QUANTIFICATION OF PORE FLUID PRESSURE IN ACTIVE SUBDUCTION ZONES: IMPLICATIONS FOR FAULT STRENGTH AND SLIP BEHAVIOR

At subduction zones, mechanical loading due to burial and tectonic compression, in combination with the release of bound fluids by dehydration, can drive fluid pressures significantly in excess of hydrostatic. Recent advances in documenting pore fluid pressure at convergent margins, and in particular within the subducting sediment layer that lies immediately below the plate boundary interface, have come from drilling, seismic reflection surveys, and numerical modeling. Drilling through the plate boundary at several subduction complexes, including Nankai, Costa Rica, and Barbados, has allowed quantification of effective stress and pore fluid pressure from observed compaction state and from laboratory reconsolidation tests on core samples. Pore pressure has also been quantified using well-constrained P-wave interval velocities from seismic reflection surveys, by application of transforms to compute porosity from acoustic velocity, and effective stress from porosity. Finally, in situ measurements of pore pressure have been obtained in instrumented boreholes, and provide important “ground truth” for values computed from indirect methods.

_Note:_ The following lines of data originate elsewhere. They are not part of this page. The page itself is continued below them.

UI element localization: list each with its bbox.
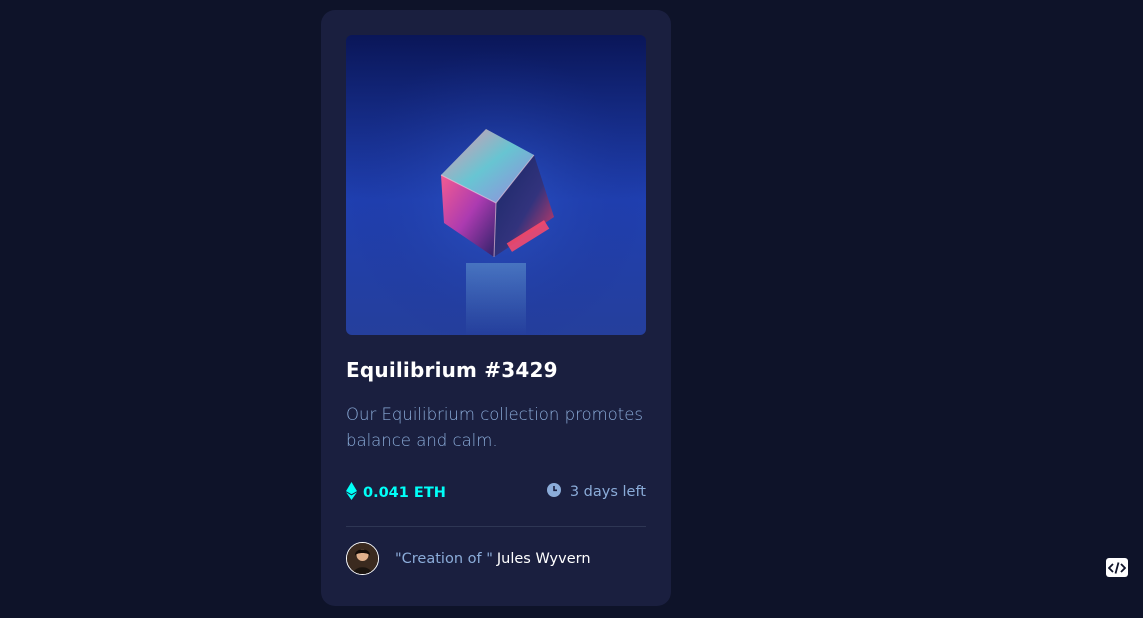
price: 0.041 ETH — [346, 482, 446, 504]
clock-icon — [546, 482, 561, 501]
code-icon[interactable] — [1106, 558, 1128, 577]
nft-image[interactable] — [346, 35, 646, 335]
equilibrium-cube-image — [346, 35, 646, 335]
nft-title[interactable]: Equilibrium #3429 — [346, 358, 558, 382]
ethereum-icon — [346, 482, 357, 504]
creator-line: "Creation of " Jules Wyvern — [395, 551, 591, 567]
creator-prefix: "Creation of " — [395, 550, 493, 567]
price-value: 0.041 ETH — [363, 485, 446, 501]
nft-description: Our Equilibrium collection promotes bala… — [346, 405, 643, 450]
creator-name[interactable]: Jules Wyvern — [497, 551, 591, 567]
time-remaining: 3 days left — [546, 482, 646, 501]
divider — [346, 526, 646, 527]
time-value: 3 days left — [569, 483, 646, 500]
nft-card: Equilibrium #3429 Our Equilibrium collec… — [321, 10, 671, 606]
creator: "Creation of " Jules Wyvern — [346, 542, 591, 575]
nft-meta: 0.041 ETH 3 days left — [346, 482, 646, 506]
avatar — [346, 542, 379, 575]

These analyses show that excess pore pressure ratios of λ = ~0.70–0.95 are common within the underthrusting section, and extend >20 km landward of the trench, consistent with the results of independent numerical modeling studies. In some cases, increased seismic reflectivity along the plate boundary is also correlated with regions of expected dehydration reactions or to locations of high pore pressure estimated from numerical models, although this link remains qualitative and the underlying cause of the reflectivity is not fully understood. Taken together, these findings provide a plausible and quantifiable explanation for the absolute weakness of subduction megathrusts beneath the outer forearc. The high excess pore pressures and concomitant low effective stresses should also suppress the nucleation of unstable slip, consistent with observations of fault failure by slow slip, afterslip, and very low-frequency earthquakes (VLFE) in the outer forearc. Finally, the low absolute strength of the plate boundary near its trenchward edge may offer an explanation for the propagation of rupture from below, potentially allowing coseismic slip all the way to the trench.